The experiments scripts are in the folder tasks. To run (non-image) experiments, run the Python file tasks/isb_tasks/run_iterative_smoother.py. To successfully run an experiment, follow these steps:

Running ISB on flat data

  • If you are using a zero drift initialization, no IPFP run is necessary. If you need an unconstrained Schrödinger bridge model as a reference, run IPFP on flat data first
  • Run
conda activate isb-env
python3 tasks/isb_tasks/run_iterative_smoother.py --config-name circle_isb

where the config name should match the desired config file.

Running ISB on MNIST

  • If you are using a zero drift initialization, no IPFP run is necessary. If you choose to use a NN drift initialization, set the model name of a trained model here after completing the steps in "Running IPFP on MNIST"
  • Run
conda activate isb-env
python3 tasks/isb_tasks/run_iterative_smoother_img.py --config-name mnist_isb

We recommend using a GPU for this experiment.

Running IPFP on flat data

  • Run
conda activate isb-env
python3 tasks/bridge_tasks/run_iftp_flat.py --config-name circle2d

where the config name should match the desired config file.

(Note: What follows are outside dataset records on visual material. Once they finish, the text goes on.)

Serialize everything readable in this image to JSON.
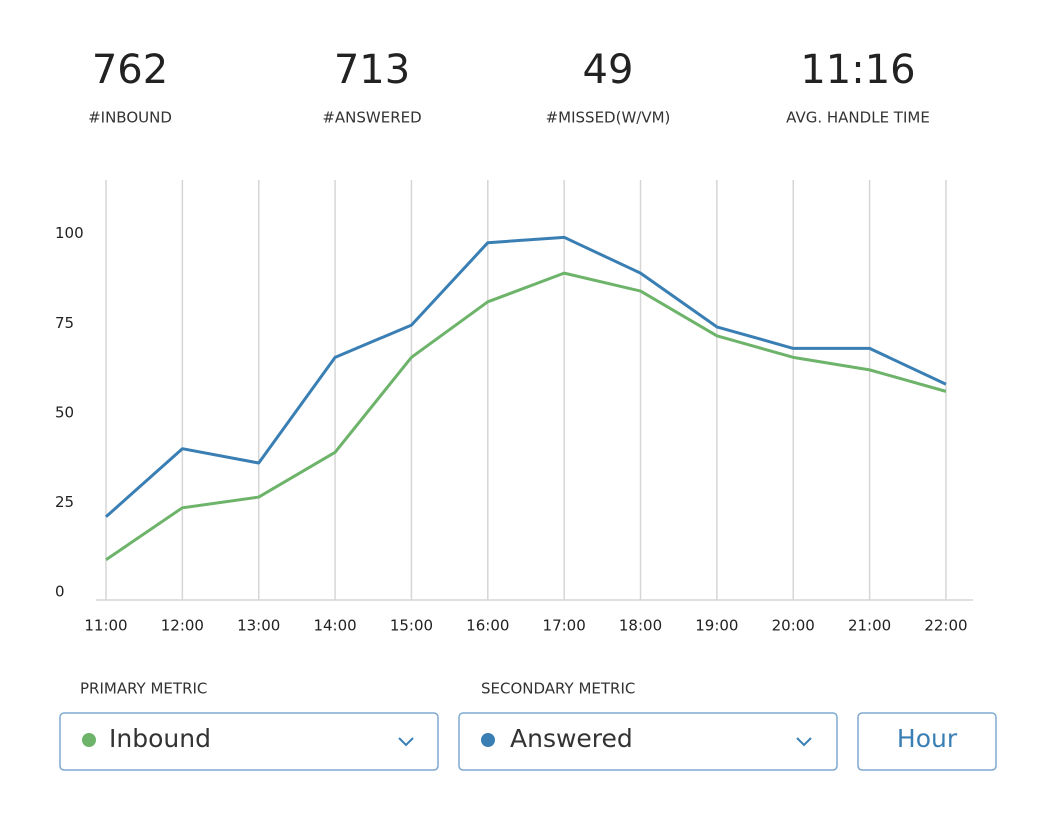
{
  "stats": [
    {
      "value": "762",
      "label": "#INBOUND"
    },
    {
      "value": "713",
      "label": "#ANSWERED"
    },
    {
      "value": "49",
      "label": "#MISSED(W/VM)"
    },
    {
      "value": "11:16",
      "label": "AVG. HANDLE TIME"
    }
  ],
  "chart_data": {
    "type": "line",
    "categories": [
      "11:00",
      "12:00",
      "13:00",
      "14:00",
      "15:00",
      "16:00",
      "17:00",
      "18:00",
      "19:00",
      "20:00",
      "21:00",
      "22:00"
    ],
    "series": [
      {
        "name": "Answered",
        "color": "#3a7fb4",
        "values": [
          21,
          40,
          36,
          65.5,
          74.5,
          97.5,
          99,
          89,
          74,
          68,
          68,
          58
        ]
      },
      {
        "name": "Inbound",
        "color": "#6db46a",
        "values": [
          9,
          23.5,
          26.5,
          39,
          65.5,
          81,
          89,
          84,
          71.5,
          65.5,
          62,
          56
        ]
      }
    ],
    "ylim": [
      0,
      115
    ],
    "yticks": [
      0,
      25,
      50,
      75,
      100
    ],
    "grid": true
  },
  "controls": {
    "primary": {
      "label": "PRIMARY METRIC",
      "selected": "Inbound"
    },
    "secondary": {
      "label": "SECONDARY METRIC",
      "selected": "Answered"
    },
    "button": "Hour"
  }
}
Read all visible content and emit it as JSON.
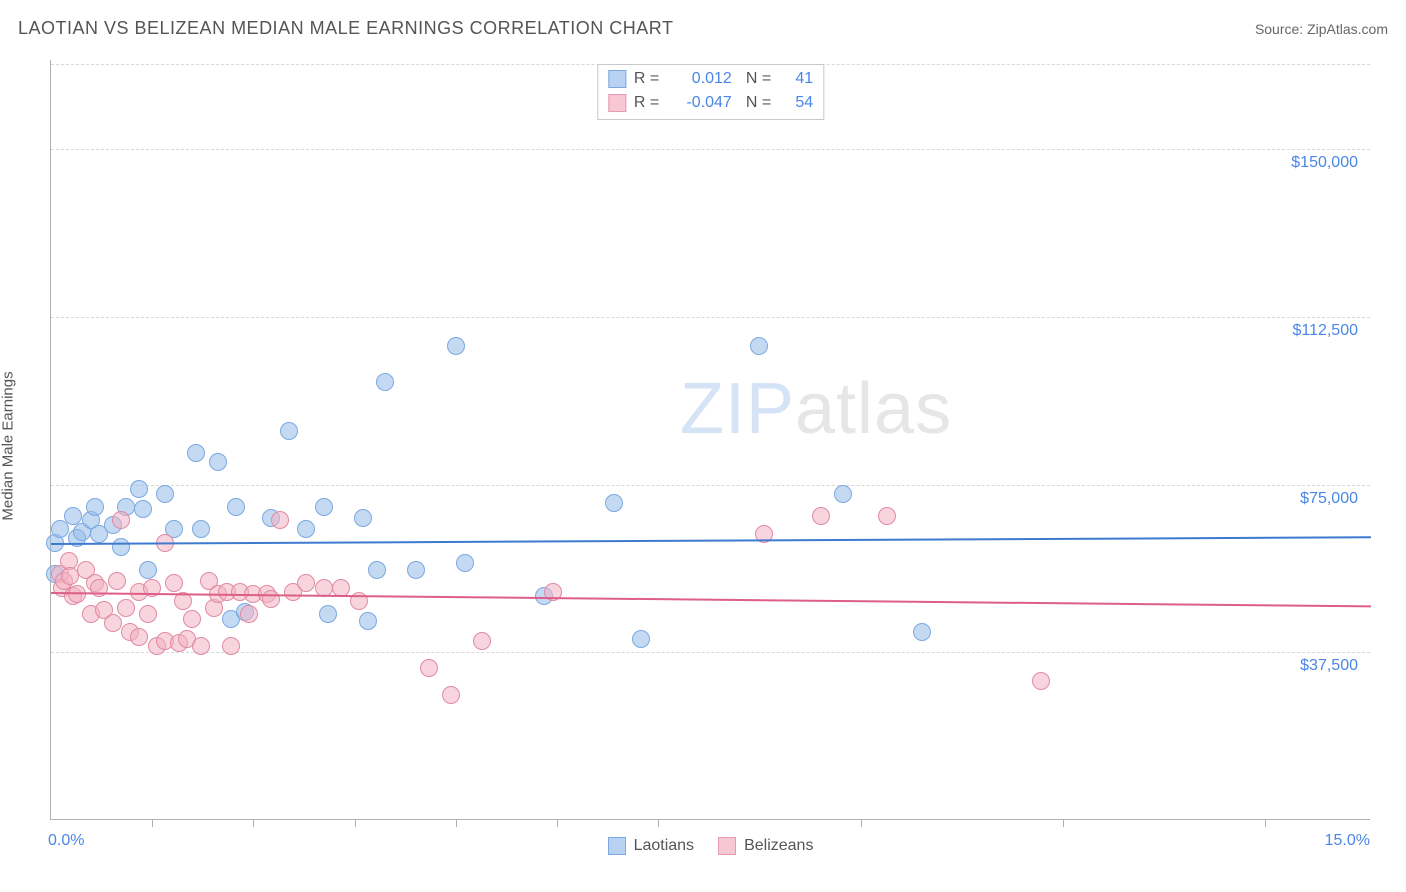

Running IPFP on image data

  • Run
conda activate isb-env
python3 tasks/bridge_tasks/run_iftp_image.py --config-name mnist

We recommend using a GPU for this experiment.

List of data sets

To train an ISB model for a data set, first check the list below for the config files and modify them as you like

Config files

  • 2D sklearn circle: Bridge config in configs/bridge/circles2d.yaml, ISB config in configs/isb/circle_isb.yaml
  • Single-cell: No bridge config, since pre-training an OT model is not necessary here, ISB config in configs/isb/rna_isb.yaml
  • MNIST: Bridge config in configs/bridge/mnist.yaml, ISB config in configs/isb/mnist_isb.yaml

Output

Running the scripts creates model files and plots, below is a description of the folder contents:

  • bridge_models: Unconstrained model files, to be loaded in ISB training if necessary
  • isb_models: Trained ISB models
  • plots: ordered by dataset name and date, includes videos of the learned dynamics and pickled objects from the trained model. The video starting with "final_trajectory_final_particles" shows the result after learning.
  • outputs: hydra outputs, saves the config file used for each run

Acknowledgements

We wish to thank Adrien Corenflos for sharing an implementation of differentiable resampling in PyTorch (see transport_map.py and sinkhorn.py).

License

This software is provided under the MIT License.